Computational Modeling of Turbulent Flows Over Rough Surfaces

Abstract

Turbulent flows over rough surfaces are often encountered in nature and engineering practices and are often difficult to analyze. In this study, combined modeling and computational techniques is involved to investigate such flows over a surface covered with a large-scale roughness pattern. A simplified empirical engineering model is validated by taking area average of the flow field data over the surface. The approach can interpret fluid physics based on the empirical correlation. The area-averaged mean momentum transport resulting from the wall-normal time-averaged velocity component is found to be a significant contributing term into the near-boundary shear stress balance. This makes its behavior different from the flow over a smooth surface. Comparing alternative approaches for estimating the roughness coefficients, it is found that the mass-flow-rate-deficit approach produces superior results. Flow in a channel with one wall covered with an array of cylindrical cavities and the other smooth is used as an example.

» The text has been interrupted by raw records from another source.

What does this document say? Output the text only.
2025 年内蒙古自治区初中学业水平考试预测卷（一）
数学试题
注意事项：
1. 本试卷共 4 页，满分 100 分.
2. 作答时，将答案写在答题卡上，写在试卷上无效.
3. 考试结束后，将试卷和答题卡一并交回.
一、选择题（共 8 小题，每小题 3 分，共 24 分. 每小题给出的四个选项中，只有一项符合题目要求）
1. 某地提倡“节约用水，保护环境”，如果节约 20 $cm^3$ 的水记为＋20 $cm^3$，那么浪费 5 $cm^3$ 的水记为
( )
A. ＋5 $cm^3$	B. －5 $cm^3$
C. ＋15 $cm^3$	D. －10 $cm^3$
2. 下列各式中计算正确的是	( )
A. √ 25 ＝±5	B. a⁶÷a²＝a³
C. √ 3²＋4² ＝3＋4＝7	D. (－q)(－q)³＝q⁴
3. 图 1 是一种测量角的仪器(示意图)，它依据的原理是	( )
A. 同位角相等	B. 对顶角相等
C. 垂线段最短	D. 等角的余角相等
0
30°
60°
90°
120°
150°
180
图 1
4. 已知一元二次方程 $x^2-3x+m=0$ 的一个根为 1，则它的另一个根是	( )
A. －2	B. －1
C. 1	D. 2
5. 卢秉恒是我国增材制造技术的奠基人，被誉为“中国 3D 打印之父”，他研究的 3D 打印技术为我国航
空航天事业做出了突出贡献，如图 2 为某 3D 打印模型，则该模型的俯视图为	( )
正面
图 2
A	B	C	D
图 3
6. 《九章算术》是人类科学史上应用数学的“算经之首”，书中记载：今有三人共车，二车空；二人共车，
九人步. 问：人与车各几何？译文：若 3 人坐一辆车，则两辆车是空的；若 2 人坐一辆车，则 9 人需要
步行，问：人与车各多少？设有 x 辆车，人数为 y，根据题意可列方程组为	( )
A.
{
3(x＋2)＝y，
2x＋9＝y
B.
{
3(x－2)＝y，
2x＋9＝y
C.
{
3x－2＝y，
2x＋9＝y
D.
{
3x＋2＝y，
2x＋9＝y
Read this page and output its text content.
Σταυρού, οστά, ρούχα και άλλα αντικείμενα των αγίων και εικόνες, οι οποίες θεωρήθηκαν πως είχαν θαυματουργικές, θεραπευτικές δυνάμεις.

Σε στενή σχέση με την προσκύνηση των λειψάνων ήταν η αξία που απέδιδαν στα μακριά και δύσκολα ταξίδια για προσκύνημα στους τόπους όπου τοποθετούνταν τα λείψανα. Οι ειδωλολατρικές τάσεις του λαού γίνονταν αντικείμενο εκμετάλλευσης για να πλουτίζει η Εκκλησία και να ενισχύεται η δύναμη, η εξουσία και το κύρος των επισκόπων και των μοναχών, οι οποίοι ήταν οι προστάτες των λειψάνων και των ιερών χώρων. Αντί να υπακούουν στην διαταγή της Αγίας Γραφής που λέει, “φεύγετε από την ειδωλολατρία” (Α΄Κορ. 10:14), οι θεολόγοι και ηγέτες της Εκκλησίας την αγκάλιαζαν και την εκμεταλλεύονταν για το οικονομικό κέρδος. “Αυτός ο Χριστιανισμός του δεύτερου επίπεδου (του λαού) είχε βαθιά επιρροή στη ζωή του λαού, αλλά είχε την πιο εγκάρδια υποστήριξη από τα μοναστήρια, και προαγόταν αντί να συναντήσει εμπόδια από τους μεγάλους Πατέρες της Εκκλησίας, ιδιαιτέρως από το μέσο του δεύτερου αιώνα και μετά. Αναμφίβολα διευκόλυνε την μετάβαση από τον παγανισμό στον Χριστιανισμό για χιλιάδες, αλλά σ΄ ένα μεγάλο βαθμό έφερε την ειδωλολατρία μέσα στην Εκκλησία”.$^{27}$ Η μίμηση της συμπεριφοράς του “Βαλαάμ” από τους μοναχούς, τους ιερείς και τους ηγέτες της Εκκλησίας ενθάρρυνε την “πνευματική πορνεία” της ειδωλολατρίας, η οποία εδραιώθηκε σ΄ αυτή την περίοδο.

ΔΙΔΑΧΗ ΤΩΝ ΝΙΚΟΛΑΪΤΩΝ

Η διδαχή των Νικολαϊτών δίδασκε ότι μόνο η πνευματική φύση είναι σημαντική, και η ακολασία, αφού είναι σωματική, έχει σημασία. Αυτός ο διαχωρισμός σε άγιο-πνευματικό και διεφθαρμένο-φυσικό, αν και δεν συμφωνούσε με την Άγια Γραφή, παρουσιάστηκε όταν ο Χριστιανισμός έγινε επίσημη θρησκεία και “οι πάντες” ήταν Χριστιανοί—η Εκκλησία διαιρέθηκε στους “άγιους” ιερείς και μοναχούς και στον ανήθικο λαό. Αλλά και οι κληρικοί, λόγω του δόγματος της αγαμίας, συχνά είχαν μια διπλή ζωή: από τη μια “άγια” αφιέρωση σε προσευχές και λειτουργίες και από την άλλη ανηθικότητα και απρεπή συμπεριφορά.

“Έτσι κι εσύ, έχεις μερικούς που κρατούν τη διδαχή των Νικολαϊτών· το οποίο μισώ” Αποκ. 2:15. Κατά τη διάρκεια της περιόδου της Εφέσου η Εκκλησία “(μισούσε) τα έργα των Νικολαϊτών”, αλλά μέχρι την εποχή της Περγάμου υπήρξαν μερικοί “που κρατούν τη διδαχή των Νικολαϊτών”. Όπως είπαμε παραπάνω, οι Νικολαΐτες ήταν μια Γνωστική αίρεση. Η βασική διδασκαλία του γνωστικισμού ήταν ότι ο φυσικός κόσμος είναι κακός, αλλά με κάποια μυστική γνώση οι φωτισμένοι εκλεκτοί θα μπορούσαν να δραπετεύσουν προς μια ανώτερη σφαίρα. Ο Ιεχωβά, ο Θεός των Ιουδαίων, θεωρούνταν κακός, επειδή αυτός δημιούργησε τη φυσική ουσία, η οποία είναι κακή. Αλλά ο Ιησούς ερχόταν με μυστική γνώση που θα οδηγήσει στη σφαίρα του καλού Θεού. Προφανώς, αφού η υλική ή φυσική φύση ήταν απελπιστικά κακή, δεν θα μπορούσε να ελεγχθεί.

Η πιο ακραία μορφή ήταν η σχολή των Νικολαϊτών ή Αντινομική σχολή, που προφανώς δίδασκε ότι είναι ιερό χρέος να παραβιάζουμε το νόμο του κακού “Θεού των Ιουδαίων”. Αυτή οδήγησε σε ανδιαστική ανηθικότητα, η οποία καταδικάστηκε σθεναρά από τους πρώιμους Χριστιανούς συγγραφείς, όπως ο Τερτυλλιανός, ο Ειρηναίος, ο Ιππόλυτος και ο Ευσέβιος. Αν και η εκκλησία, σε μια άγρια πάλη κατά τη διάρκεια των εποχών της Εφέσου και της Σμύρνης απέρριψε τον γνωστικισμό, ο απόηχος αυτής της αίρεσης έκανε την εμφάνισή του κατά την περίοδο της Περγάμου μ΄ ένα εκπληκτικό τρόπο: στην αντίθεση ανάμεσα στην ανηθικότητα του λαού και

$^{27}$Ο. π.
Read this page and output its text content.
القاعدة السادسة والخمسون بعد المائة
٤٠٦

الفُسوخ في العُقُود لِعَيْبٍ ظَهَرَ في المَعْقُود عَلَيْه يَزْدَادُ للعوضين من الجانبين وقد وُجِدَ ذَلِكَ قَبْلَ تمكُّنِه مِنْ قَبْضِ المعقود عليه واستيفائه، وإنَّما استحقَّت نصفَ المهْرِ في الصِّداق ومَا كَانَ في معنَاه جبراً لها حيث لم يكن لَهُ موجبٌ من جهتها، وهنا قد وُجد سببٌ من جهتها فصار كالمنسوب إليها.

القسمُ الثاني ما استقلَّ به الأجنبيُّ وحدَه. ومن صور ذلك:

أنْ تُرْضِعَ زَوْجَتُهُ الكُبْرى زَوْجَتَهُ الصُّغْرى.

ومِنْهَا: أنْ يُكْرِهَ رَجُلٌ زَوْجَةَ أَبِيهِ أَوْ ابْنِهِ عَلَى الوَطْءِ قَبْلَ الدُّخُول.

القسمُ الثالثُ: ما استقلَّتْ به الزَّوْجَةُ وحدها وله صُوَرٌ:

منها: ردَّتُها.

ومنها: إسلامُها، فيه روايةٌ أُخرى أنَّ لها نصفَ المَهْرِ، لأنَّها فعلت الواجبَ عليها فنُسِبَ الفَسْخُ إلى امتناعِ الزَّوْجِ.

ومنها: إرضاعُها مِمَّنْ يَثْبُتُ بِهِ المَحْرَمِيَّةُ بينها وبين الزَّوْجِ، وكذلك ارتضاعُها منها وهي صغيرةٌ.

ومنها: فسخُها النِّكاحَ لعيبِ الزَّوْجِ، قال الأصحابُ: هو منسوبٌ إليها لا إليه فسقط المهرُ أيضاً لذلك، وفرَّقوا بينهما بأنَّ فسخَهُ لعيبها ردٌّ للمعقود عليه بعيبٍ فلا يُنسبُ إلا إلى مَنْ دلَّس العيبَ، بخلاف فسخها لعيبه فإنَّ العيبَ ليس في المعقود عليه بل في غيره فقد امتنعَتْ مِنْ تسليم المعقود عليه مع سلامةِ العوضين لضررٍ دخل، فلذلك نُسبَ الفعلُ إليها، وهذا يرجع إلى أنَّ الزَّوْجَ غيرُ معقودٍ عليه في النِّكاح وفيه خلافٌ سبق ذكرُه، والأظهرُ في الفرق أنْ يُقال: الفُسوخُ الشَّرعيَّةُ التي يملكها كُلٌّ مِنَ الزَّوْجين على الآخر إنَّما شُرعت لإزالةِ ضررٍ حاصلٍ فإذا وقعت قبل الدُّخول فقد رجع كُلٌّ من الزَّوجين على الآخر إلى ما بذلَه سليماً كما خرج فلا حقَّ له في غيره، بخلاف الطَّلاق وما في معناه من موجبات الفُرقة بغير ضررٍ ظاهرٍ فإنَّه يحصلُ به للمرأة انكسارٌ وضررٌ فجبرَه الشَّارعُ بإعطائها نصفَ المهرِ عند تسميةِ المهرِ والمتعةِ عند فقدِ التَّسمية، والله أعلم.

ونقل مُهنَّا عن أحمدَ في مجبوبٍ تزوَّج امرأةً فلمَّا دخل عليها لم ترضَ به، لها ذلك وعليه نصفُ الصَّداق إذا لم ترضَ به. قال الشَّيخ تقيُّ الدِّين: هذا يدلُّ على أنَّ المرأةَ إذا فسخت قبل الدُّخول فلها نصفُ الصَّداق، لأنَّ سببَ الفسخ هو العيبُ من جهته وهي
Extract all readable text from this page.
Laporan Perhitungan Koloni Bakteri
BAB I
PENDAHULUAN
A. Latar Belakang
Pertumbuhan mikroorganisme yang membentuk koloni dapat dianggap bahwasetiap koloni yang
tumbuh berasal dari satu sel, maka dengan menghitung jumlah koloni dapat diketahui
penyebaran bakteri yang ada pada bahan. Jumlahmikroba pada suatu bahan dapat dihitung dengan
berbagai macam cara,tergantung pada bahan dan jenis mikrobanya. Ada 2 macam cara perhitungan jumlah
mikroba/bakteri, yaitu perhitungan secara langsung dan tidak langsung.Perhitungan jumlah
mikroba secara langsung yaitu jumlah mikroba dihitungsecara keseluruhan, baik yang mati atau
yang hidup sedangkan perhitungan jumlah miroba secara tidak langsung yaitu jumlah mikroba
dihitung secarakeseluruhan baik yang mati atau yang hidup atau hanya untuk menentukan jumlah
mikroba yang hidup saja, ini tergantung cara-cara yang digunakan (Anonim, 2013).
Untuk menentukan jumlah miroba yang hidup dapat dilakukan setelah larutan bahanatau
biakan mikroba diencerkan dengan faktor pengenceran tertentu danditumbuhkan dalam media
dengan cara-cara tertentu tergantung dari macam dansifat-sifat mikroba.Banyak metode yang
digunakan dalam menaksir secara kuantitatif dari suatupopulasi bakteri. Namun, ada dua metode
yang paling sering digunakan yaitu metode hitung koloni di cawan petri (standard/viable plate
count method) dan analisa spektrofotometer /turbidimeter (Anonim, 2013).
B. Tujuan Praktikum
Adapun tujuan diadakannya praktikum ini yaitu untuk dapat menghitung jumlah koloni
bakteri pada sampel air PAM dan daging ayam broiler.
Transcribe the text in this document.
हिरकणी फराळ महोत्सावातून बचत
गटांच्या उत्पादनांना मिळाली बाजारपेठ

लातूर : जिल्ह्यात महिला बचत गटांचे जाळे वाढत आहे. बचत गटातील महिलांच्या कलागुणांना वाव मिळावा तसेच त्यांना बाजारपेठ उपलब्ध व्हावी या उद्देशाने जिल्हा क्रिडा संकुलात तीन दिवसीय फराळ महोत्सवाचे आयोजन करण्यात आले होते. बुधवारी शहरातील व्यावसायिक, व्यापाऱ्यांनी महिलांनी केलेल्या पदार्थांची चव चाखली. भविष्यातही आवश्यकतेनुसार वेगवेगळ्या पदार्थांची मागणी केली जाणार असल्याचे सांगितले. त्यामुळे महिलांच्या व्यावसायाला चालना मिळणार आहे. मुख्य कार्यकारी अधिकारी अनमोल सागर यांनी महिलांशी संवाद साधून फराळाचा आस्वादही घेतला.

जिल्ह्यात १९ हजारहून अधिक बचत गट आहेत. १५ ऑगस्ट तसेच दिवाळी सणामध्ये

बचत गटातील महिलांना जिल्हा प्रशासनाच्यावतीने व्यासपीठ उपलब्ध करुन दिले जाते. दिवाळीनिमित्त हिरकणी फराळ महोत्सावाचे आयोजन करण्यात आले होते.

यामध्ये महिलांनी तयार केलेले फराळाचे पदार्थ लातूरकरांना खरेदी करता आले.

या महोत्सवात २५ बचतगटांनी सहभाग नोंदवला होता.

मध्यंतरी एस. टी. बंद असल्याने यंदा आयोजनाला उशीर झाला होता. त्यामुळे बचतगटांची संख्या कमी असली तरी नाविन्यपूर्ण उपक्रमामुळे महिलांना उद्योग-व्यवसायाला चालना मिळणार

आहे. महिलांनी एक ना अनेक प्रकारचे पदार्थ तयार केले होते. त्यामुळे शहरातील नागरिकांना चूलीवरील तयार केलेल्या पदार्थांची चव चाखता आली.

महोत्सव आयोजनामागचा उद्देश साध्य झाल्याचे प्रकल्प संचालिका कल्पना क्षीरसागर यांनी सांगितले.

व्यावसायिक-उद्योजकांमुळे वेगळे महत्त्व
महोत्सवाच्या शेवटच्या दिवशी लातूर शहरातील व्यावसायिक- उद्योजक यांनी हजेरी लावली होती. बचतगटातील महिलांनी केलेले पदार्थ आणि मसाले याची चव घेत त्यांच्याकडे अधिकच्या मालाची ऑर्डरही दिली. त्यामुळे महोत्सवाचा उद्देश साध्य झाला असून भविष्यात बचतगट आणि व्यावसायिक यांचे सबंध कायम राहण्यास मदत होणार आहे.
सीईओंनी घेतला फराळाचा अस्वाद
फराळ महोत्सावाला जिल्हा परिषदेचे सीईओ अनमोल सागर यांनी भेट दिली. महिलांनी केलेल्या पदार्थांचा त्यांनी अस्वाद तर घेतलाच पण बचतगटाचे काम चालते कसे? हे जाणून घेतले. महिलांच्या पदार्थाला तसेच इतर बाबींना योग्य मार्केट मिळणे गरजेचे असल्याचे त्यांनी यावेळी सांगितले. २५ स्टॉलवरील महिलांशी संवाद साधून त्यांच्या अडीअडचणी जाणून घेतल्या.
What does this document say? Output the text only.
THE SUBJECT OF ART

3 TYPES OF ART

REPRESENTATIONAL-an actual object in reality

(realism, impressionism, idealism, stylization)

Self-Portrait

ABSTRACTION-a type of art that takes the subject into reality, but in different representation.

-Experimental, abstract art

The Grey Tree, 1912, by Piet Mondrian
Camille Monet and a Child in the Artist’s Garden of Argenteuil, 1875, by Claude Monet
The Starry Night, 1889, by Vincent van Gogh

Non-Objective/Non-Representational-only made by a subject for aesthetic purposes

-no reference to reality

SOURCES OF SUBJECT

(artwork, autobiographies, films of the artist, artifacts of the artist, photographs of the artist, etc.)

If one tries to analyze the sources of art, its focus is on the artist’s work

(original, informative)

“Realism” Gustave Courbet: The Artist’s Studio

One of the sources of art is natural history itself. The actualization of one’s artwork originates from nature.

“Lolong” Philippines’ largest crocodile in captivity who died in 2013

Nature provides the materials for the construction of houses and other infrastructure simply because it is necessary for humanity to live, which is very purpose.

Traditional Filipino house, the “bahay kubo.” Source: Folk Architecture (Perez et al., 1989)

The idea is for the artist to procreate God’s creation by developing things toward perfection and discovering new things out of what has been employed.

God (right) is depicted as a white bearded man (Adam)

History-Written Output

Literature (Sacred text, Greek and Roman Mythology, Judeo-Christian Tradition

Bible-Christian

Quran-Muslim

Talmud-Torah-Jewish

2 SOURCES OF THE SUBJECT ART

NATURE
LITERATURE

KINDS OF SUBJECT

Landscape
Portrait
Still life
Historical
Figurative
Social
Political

The extended wall functions, based on the k-ε closure and the simplified engineering model, can be applied for a large-scale roughness pattern. The approach can significantly reduce required computational cost. On the other hand, the small domain periodic computations are needed to produce roughness lengths for a particular surface geometry. This model can develop a general correlation relating the roughness lengths to a surface geometry to aid engineering design.